The first limitation relates to how we use EZProxy and particularly how we use it now we have implemented the Ebsco Discovery Solution. At the Open University most of our students use our services off-campus, so we push every electronic resource we can through EZProxy. So when we came to define the project EZProxy seemed like a good place to draw our recommendations from as it saw the greatest coverage of our overall traffic.
Now, at the time when we defined the project we were using a federated search system and just swopping to a discovery system. With federated search each of the search targets appeared individually within the EZProxy logfiles with their own URLs so an analysis of the logfiles would show which search target was supplying your content. But, when we switched over to the discovery solution we decided that we would put that through EZProxy. So most of our searches now go to EBSCO and that pulls the full text of the article from the content supplier. Consequently as far as our EZProxy logfile is concerned all it sees is a search to EBSCO not to the final content provider.
As far as recommendations are concerned that isn’t a major issue but it does mean that analysing the logfiles to find out useful usage data may not work for us (so we need to test it to be sure).
EZProxy and article level metadata
On the plus side having the Ebsco Discovery Solution API has meant that we are at least able to do something that addresses a major limitation of the EZProxy logfile data. Generally there is very little blibliographic metadata within the logfile (certainly in comparison with OpenURL logfiles). To be able to display sensible recommendations you do need to be able to show some descriptive element to help users understand what is being recommended. As a minimum you would want to show an article title and ideally you would want to show a journal title, date and maybe authors and a DOI.
Your EZProxy logfile data already has a URL you can use to link to the content but some form of bibliographic description is essential as otherwise users cannot choose which recommendations are relevant.
Now to be able to display an article title for your recommendations if you don’t have that data in your original logfile requires you to do some post-processing. In the case of RISE, because the majority of our logfile data relates to EBSCO then we can use the Ebsco Discovery Solution API to retrieve some basic metadata about the article, such as the DOI or article title.
But this starts to raise some complications, especially if your end-game is to be able to openly release your search data (more later). Under our license terms we aren’t permitted to store that data within the RISE database. Now theoretically we already have an internal record ID so we could technically pull the article title in real-time using the API and display it within the RISE interface. However with API response times typically being 3-4 seconds it isn’t practicable to send up to a dozen API calls just to populate a single page of recommendations and results.
So we’ve ended up at the moment with using the EDS metadata as a key to retrieve data from Crossref that we are licensed to store locally.

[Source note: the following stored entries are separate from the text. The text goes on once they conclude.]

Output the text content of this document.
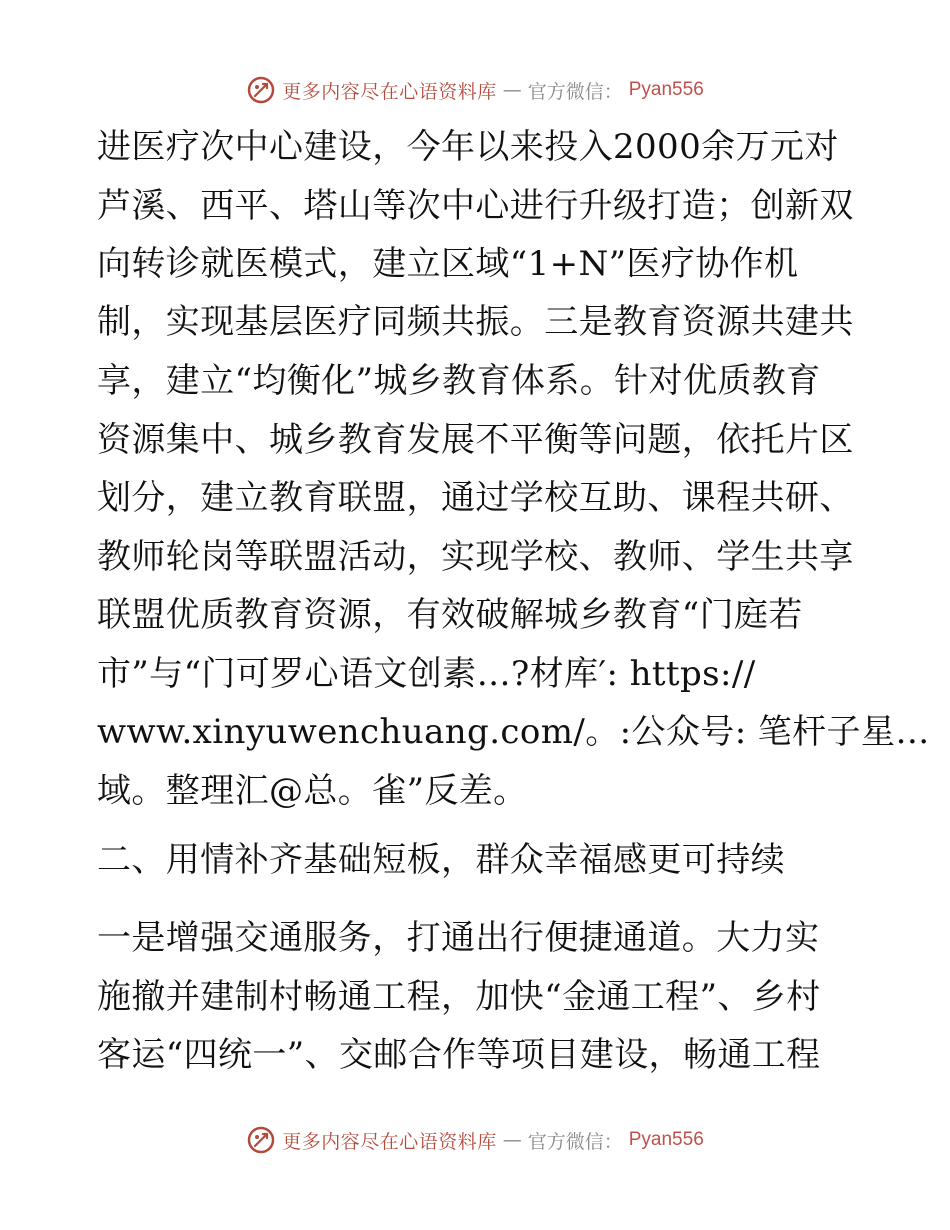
更多内容尽在心语资料库 — 官方微信： Pyan556
进医疗次中心建设，今年以来投入2000余万元对
芦溪、西平、塔山等次中心进行升级打造；创新双
向转诊就医模式，建立区域“1+N”医疗协作机
制，实现基层医疗同频共振。三是教育资源共建共
享，建立“均衡化”城乡教育体系。针对优质教育
资源集中、城乡教育发展不平衡等问题，依托片区
划分，建立教育联盟，通过学校互助、课程共研、
教师轮岗等联盟活动，实现学校、教师、学生共享
联盟优质教育资源，有效破解城乡教育“门庭若
市”与“门可罗心语文创素…?材库′: https://
www.xinyuwenchuang.com/。:公众号: 笔杆子星…
域。整理汇@总。雀”反差。
二、用情补齐基础短板，群众幸福感更可持续
一是增强交通服务，打通出行便捷通道。大力实
施撤并建制村畅通工程，加快“金通工程”、乡村
客运“四统一”、交邮合作等项目建设，畅通工程
更多内容尽在心语资料库 — 官方微信： Pyan556
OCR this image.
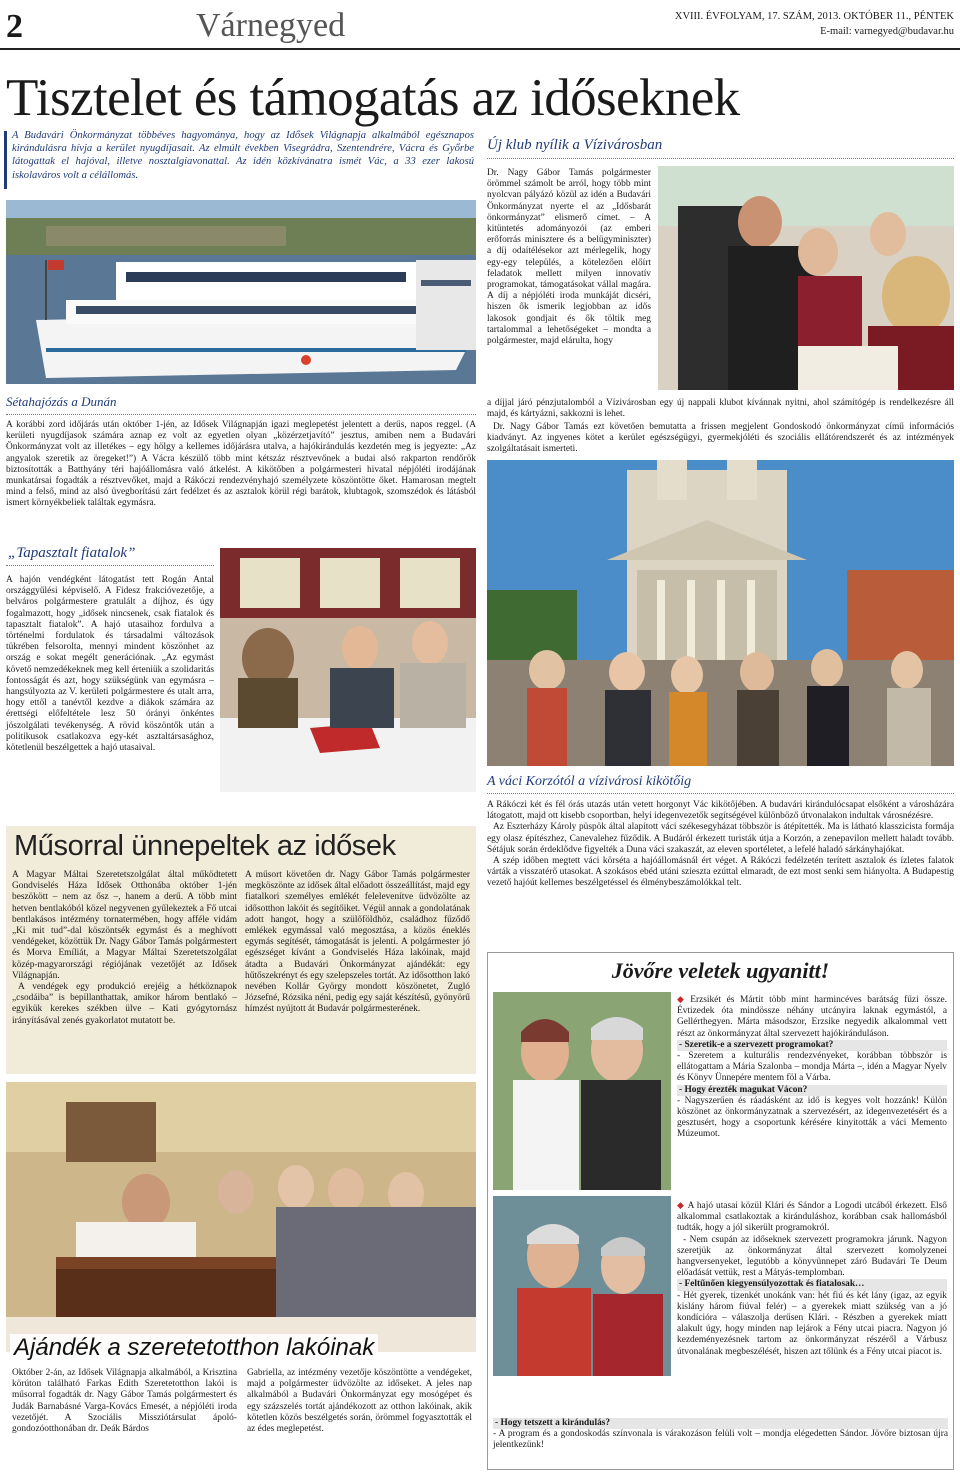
2	Várnegyed	XVIII. ÉVFOLYAM, 17. SZÁM, 2013. OKTÓBER 11., PÉNTEK
E-mail: varnegyed@budavar.hu
Tisztelet és támogatás az időseknek
A Budavári Önkormányzat többéves hagyománya, hogy az Idősek Világnapja alkalmából egésznapos kirándulásra hívja a kerület nyugdíjasait. Az elmúlt években Visegrádra, Szentendrére, Vácra és Győrbe látogattak el hajóval, illetve nosztalgiavonattal. Az idén közkívánatra ismét Vác, a 33 ezer lakosú iskolaváros volt a célállomás.
Sétahajózás a Dunán
A korábbi zord időjárás után október 1-jén, az Idősek Világnapján igazi meglepetést jelentett a derűs, napos reggel. (A kerületi nyugdíjasok számára aznap ez volt az egyetlen olyan „közérzetjavító” jesztus, amiben nem a Budavári Önkormányzat volt az illetékes – egy hölgy a kellemes időjárásra utalva, a hajókirándulás kezdetén meg is jegyezte: „Az angyalok szeretik az öregeket!”) A Vácra készülő több mint kétszáz résztvevőnek a budai alsó rakparton rendőrök biztosították a Batthyány téri hajóállomásra való átkelést. A kikötőben a polgármesteri hivatal népjóléti irodájának munkatársai fogadták a résztvevőket, majd a Rákóczi rendezvényhajó személyzete köszöntötte őket. Hamarosan megtelt mind a felső, mind az alsó üvegborítású zárt fedélzet és az asztalok körül régi barátok, klubtagok, szomszédok és látásból ismert környékbeliek találtak egymásra.
„Tapasztalt fiatalok”
A hajón vendégként látogatást tett Rogán Antal országgyűlési képviselő. A Fidesz frakcióvezetője, a belváros polgármestere gratulált a díjhoz, és úgy fogalmazott, hogy „idősek nincsenek, csak fiatalok és tapasztalt fiatalok”. A hajó utasaihoz fordulva a történelmi fordulatok és társadalmi változások tükrében felsorolta, mennyi mindent köszönhet az ország e sokat megélt generációnak. „Az egymást követő nemzedékeknek meg kell érteniük a szolidaritás fontosságát és azt, hogy szükségünk van egymásra – hangsúlyozta az V. kerületi polgármestere és utalt arra, hogy ettől a tanévtől kezdve a diákok számára az érettségi előfeltétele lesz 50 órányi önkéntes jószolgálati tevékenység. A rövid köszöntők után a politikusok csatlakozva egy-két asztaltársasághoz, kötetlenül beszélgettek a hajó utasaival.
Új klub nyílik a Vízivárosban
Dr. Nagy Gábor Tamás polgármester örömmel számolt be arról, hogy több mint nyolcvan pályázó közül az idén a Budavári Önkormányzat nyerte el az „Idősbarát önkormányzat” elismerő címet. – A kitüntetés adományozói (az emberi erőforrás minisztere és a belügyminiszter) a díj odaítélésekor azt mérlegelik, hogy egy-egy település, a kötelezően előírt feladatok mellett milyen innovatív programokat, támogatásokat vállal magára. A díj a népjóléti iroda munkáját dicséri, hiszen ők ismerik legjobban az idős lakosok gondjait és ők töltik meg tartalommal a lehetőségeket – mondta a polgármester, majd elárulta, hogy
a díjjal járó pénzjutalomból a Vízivárosban egy új nappali klubot kívánnak nyitni, ahol számítógép is rendelkezésre áll majd, és kártyázni, sakkozni is lehet.
Dr. Nagy Gábor Tamás ezt követően bemutatta a frissen megjelent Gondoskodó önkormányzat című információs kiadványt. Az ingyenes kötet a kerület egészségügyi, gyermekjóléti és szociális ellátórendszerét és az intézmények szolgáltatásait ismerteti.
A váci Korzótól a vízivárosi kikötőig

A Rákóczi két és fél órás utazás után vetett horgonyt Vác kikötőjében. A budavári kirándulócsapat elsőként a városházára látogatott, majd ott kisebb csoportban, helyi idegenvezetők segítségével különböző útvonalakon indultak városnézésre.

Az Eszterházy Károly püspök által alapított váci székesegyházat többször is átépítették. Ma is látható klasszicista formája egy olasz építészhez, Canevalehez fűződik. A Budáról érkezett turisták útja a Korzón, a zenepavilon mellett haladt tovább. Sétájuk során érdeklődve figyelték a Duna váci szakaszát, az eleven sportéletet, a lefelé haladó sárkányhajókat.

A szép időben megtett váci körséta a hajóállomásnál ért véget. A Rákóczi fedélzetén terített asztalok és ízletes falatok várták a visszatérő utasokat. A szokásos ebéd utáni sziesztа ezúttal elmaradt, de ezt most senki sem hiányolta. A Budapestig vezető hajóút kellemes beszélgetéssel és élménybeszámolókkal telt.

Műsorral ünnepeltek az idősek

A Magyar Máltai Szeretetszolgálat által működtetett Gondviselés Háza Idősek Otthonába október 1-jén beszökött – nem az ősz –, hanem a derű. A több mint hetven bentlakóból közel negyvenen gyűlekeztek a Fő utcai bentlakásos intézmény tornatermében, hogy afféle vidám „Ki mit tud”-dal köszöntsék egymást és a meghívott vendégeket, közöttük Dr. Nagy Gábor Tamás polgármestert és Morva Emíliát, a Magyar Máltai Szeretetszolgálat közép-magyarországi régiójának vezetőjét az Idősek Világnapján.

A vendégek egy produkció erejéig a hétköznapok „csodáiba” is bepillanthattak, amikor három bentlakó – egyikük kerekes székben ülve – Kati gyógytornász irányításával zenés gyakorlatot mutatott be.

A műsort követően dr. Nagy Gábor Tamás polgármester megköszönte az idősek által előadott összeállítást, majd egy fiatalkori személyes emlékét felelevenítve üdvözölte az idősotthon lakóit és segítőiket. Végül annak a gondolatának adott hangot, hogy a szülőföldhöz, családhoz fűződő emlékek egymással való megosztása, a közös éneklés egymás segítését, támogatását is jelenti. A polgármester jó egészséget kívánt a Gondviselés Háza lakóinak, majd átadta a Budavári Önkormányzat ajándékát: egy hűtőszekrényt és egy szelepszeles tortát. Az idősotthon lakó nevében Kollár György mondott köszönetet, Zugló Józsefné, Rózsika néni, pedig egy saját készítésű, gyönyörű hímzést nyújtott át Budavár polgármesterének.

Ajándék a szeretetotthon lakóinak
Október 2-án, az Idősek Világnapja alkalmából, a Krisztina körúton található Farkas Edith Szeretetotthon lakói is műsorral fogadták dr. Nagy Gábor Tamás polgármestert és Judák Barnabásné Varga-Kovács Emesét, a népjóléti iroda vezetőjét. A Szociális Missziótársulat ápoló-gondozóotthonában dr. Deák Bárdos
Gabriella, az intézmény vezetője köszöntötte a vendégeket, majd a polgármester üdvözölte az időseket. A jeles nap alkalmából a Budavári Önkormányzat egy mosógépet és egy százszelés tortát ajándékozott az otthon lakóinak, akik kötetlen közös beszélgetés során, örömmel fogyasztották el az édes meglepetést.
Jövőre veletek ugyanitt!

◆ Erzsikét és Mártit több mint harmincéves barátság fűzi össze. Évtizedek óta mindössze néhány utcányira laknak egymástól, a Gellérthegyen. Márta másodszor, Erzsike negyedik alkalommal vett részt az önkormányzat által szervezett hajókiránduláson.

- Szeretik-e a szervezett programokat?

- Szeretem a kulturális rendezvényeket, korábban többször is ellátogattam a Mária Szalonba – mondja Márta –, idén a Magyar Nyelv és Könyv Ünnepére mentem föl a Várba.

- Hogy érezték magukat Vácon?

- Nagyszerűen és ráadásként az idő is kegyes volt hozzánk! Külön köszönet az önkormányzatnak a szervezésért, az idegenvezetésért és a gesztusért, hogy a csoportunk kérésére kinyitották a váci Memento Múzeumot.

◆ A hajó utasai közül Klári és Sándor a Logodi utcából érkezett. Első alkalommal csatlakoztak a kiránduláshoz, korábban csak hallomásból tudták, hogy a jól sikerült programokról.

- Nem csupán az időseknek szervezett programokra járunk. Nagyon szeretjük az önkormányzat által szervezett komolyzenei hangversenyeket, legutóbb a könyvünnepet záró Budavári Te Deum előadását vettük, rest a Mátyás-templomban.

- Feltűnően kiegyensúlyozottak és fiatalosak…

- Hét gyerek, tizenkét unokánk van: hét fiú és két lány (igaz, az egyik kislány három fiúval felér) – a gyerekek miatt szükség van a jó kondícióra – válaszolja derűsen Klári. - Részben a gyerekek miatt alakult úgy, hogy minden nap lejárok a Fény utcai piacra. Nagyon jó kezdeményezésnek tartom az önkormányzat részéről a Várbusz útvonalának megbeszélését, hiszen azt tőlünk és a Fény utcai piacot is.

- Hogy tetszett a kirándulás?

- A program és a gondoskodás színvonala is várakozáson felüli volt – mondja elégedetten Sándor. Jövőre biztosan újra jelentkezünk!
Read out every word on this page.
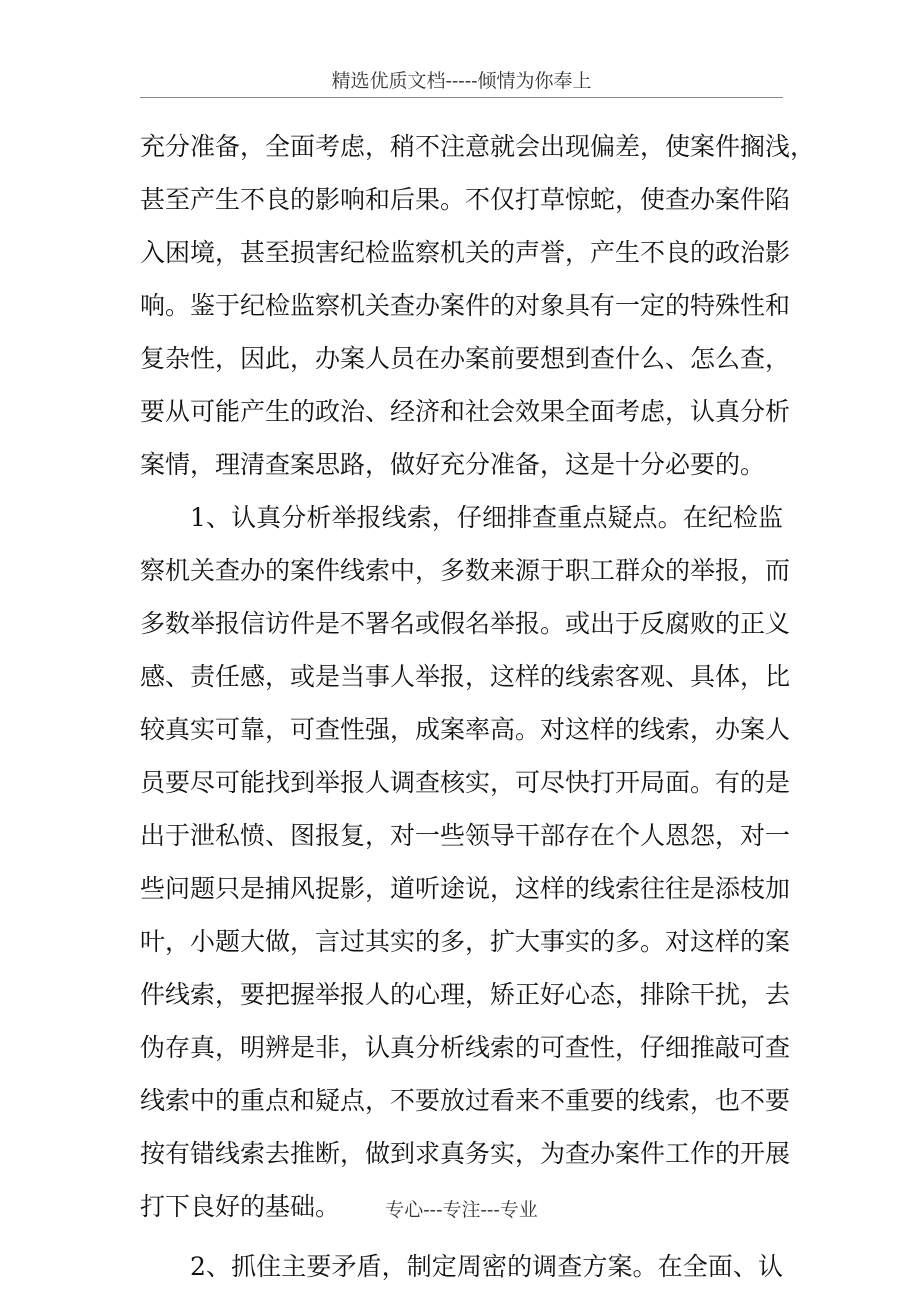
精选优质文档-----倾情为你奉上
充分准备，全面考虑，稍不注意就会出现偏差，使案件搁浅，
甚至产生不良的影响和后果。不仅打草惊蛇，使查办案件陷
入困境，甚至损害纪检监察机关的声誉，产生不良的政治影
响。鉴于纪检监察机关查办案件的对象具有一定的特殊性和
复杂性，因此，办案人员在办案前要想到查什么、怎么查，
要从可能产生的政治、经济和社会效果全面考虑，认真分析
案情，理清查案思路，做好充分准备，这是十分必要的。
1、认真分析举报线索，仔细排查重点疑点。在纪检监
察机关查办的案件线索中，多数来源于职工群众的举报，而
多数举报信访件是不署名或假名举报。或出于反腐败的正义
感、责任感，或是当事人举报，这样的线索客观、具体，比
较真实可靠，可查性强，成案率高。对这样的线索，办案人
员要尽可能找到举报人调查核实，可尽快打开局面。有的是
出于泄私愤、图报复，对一些领导干部存在个人恩怨，对一
些问题只是捕风捉影，道听途说，这样的线索往往是添枝加
叶，小题大做，言过其实的多，扩大事实的多。对这样的案
件线索，要把握举报人的心理，矫正好心态，排除干扰，去
伪存真，明辨是非，认真分析线索的可查性，仔细推敲可查
线索中的重点和疑点，不要放过看来不重要的线索，也不要
按有错线索去推断，做到求真务实，为查办案件工作的开展
打下良好的基础。
2、抓住主要矛盾，制定周密的调查方案。在全面、认
专心---专注---专业
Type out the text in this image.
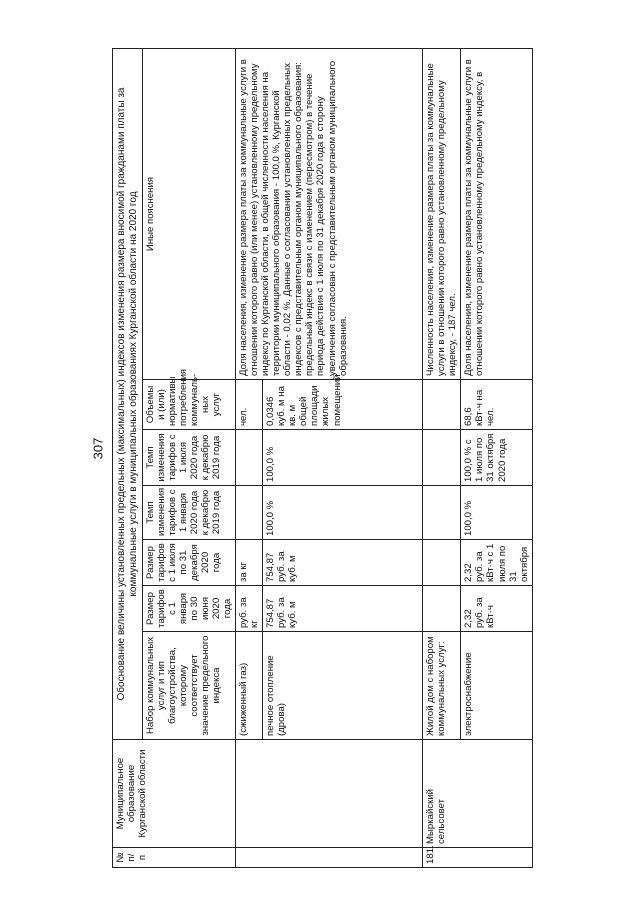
307
№
п/п	Муниципальное образование Курганской области	Обоснование величины установленных предельных (максимальных) индексов изменения размера вносимой гражданами платы за коммунальные услуги в муниципальных образованиях Курганской области на 2020 год						
		Набор коммунальных услуг и тип благоустройства, которому соответствует значение предельного индекса	Размер тарифов с 1 января по 30 июня 2020 года	Размер тарифов с 1 июля по 31 декабря 2020 года	Темп изменения тарифов с 1 января 2020 года к декабрю 2019 года	Темп изменения тарифов с 1 июля 2020 года к декабрю 2019 года	Объемы и (или) нормативы потребления коммуналь-ных услуг	Иные пояснения
		(сжиженный газ)	руб. за кг	за кг			чел.	Доля населения, изменение размера платы за коммунальные услуги в отношении которого равно (или менее) установленному предельному индексу по Курганской области, в общей численности населения на территории муниципального образования - 100,0 %, Курганской области - 0,02 %. Данные о согласовании установленных предельных индексов с представительным органом муниципального образования: предельный индекс в связи с изменением (пересмотром) в течение периода действия с 1 июля по 31 декабря 2020 года в сторону увеличения согласован с представительным органом муниципального образования.
		печное отопление (дрова)	754,87 руб. за куб. м	754,87 руб. за куб. м	100,0 %	100,0 %	0,0346 куб. м на кв. м общей площади жилых помещений	
181.	Мыркайский сельсовет	Жилой дом с набором коммунальных услуг:						Численность населения, изменение размера платы за коммунальные услуги в отношении которого равно установленному предельному индексу, - 187 чел.
		электроснабжение	2,32 руб. за кВт·ч	2,32 руб. за кВт·ч с 1 июля по 31 октября	100,0 %	100,0 % с 1 июля по 31 октября 2020 года	68,6 кВт·ч на чел.	Доля населения, изменение размера платы за коммунальные услуги в отношении которого равно установленному предельному индексу, в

Fortunately we have found quite a high overlap between the data sources so have been able to get data for most of our recommendations. So article level metadata, where you can get it from and what you can do with it, seems to be a major issue.
Open article level metadata
There does however seem to be some differences of opinion between providers of article level metadata (although in the case of aggregators it may be that they themselves are actually licensing it rather than creating it) and Rights and Legal experts over exactly what you can and cannot do with article level metadata. Whether as essentially a statement of fact it is possible to restrict what can be done with this data and whether extracting selected data into another database is allowable or not.
Certainly for RISE it brings in added complications. We’ve pretty much run out of time to do too much more. We can think of a couple of alternative approaches using OpenURL data from EDINA or data from Mendeley that might allow us to match data to the RISE recommendations in a way that would allow the full dataset to be openly released. But realistically that may not be able to be achieved by the time the project ends this month. At the moment we are left with potentially being able to release the EZProxy data without bibliographic data and that may be of limited value. But we will get as far as we can.